NASA Tries to Rewrite the Book on Science Fiction, Wall Street Journal
"Getting a message across embedded in a narrative rather than as an overt ad or press release is a subtle way of trying to influence people's minds," says Charles Seife, author of "Decoding the Universe," who has written about NASA's efforts to rebrand itself. "It makes me worry about propaganda." Enidia Santiago-Arce, a NASA official who is coordinating the author-scientist exchanges, says the agency isn't pushing pro-NASA story lines. The collaboration doesn't include any NASA funding. "They write whatever they want," she said. "We provide them with people who have the expertise to help make it as accurate as it can be within the realms of science fiction."
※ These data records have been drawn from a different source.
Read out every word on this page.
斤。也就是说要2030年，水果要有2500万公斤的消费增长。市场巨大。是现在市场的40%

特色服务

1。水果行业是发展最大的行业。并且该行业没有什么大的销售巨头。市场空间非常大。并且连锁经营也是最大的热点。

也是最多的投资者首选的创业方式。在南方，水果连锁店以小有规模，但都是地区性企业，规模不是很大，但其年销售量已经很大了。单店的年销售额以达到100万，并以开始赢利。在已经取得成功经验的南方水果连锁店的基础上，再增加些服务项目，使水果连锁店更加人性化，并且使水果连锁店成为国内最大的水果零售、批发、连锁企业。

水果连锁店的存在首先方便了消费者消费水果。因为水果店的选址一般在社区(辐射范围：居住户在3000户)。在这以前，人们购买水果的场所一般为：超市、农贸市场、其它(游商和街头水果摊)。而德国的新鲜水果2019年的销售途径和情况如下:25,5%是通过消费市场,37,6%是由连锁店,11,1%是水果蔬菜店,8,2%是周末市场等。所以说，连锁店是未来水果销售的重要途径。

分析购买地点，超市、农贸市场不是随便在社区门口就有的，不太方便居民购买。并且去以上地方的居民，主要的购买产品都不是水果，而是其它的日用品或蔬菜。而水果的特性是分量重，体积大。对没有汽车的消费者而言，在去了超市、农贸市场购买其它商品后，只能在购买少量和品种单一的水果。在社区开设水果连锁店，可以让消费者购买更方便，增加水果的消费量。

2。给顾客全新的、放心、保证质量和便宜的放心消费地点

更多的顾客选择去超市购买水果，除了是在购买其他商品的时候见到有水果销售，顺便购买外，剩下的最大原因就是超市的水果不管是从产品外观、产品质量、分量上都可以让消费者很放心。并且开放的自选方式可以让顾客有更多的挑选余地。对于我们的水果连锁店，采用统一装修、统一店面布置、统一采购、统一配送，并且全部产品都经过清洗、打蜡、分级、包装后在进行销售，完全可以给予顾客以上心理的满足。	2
Keith's note: (Sigh) now NASA hater and journalism professor Charles Seife thinks NASA is mounting a "propaganda" effort via SciFi writers. WIth regard to bias and propaganda, I wonder how he'd describe his inaccurate rant from last week. Was he trying to sway people's opinions about NASA? Tsk tsk. Had he bothered to read the language of recent NASA authorization legislation - which is now signed into law - Seife would know that NASA is overtly and specifically prohibited from things such as propaganda, advertising, etc.
If Seife had any powers of observation, or had done just a little research before commenting, he'd know that SciFi has been inspiring NASA - and NASA has been inspiring SciFi - and both have been inspiring the rest of us for more than half a century - perhaps even longer. That relationship is not going to go away any time soon.
Indeed, the painting on the right, by Norman Rockwell, is one of many artistic compositions commissioned and enabled by NASA with the intent of conveying the Apollo program to a wider audience. At the time, as a young boy, I saw this image as future reality. That's what SciFi often does, right? Then NASA makes it real.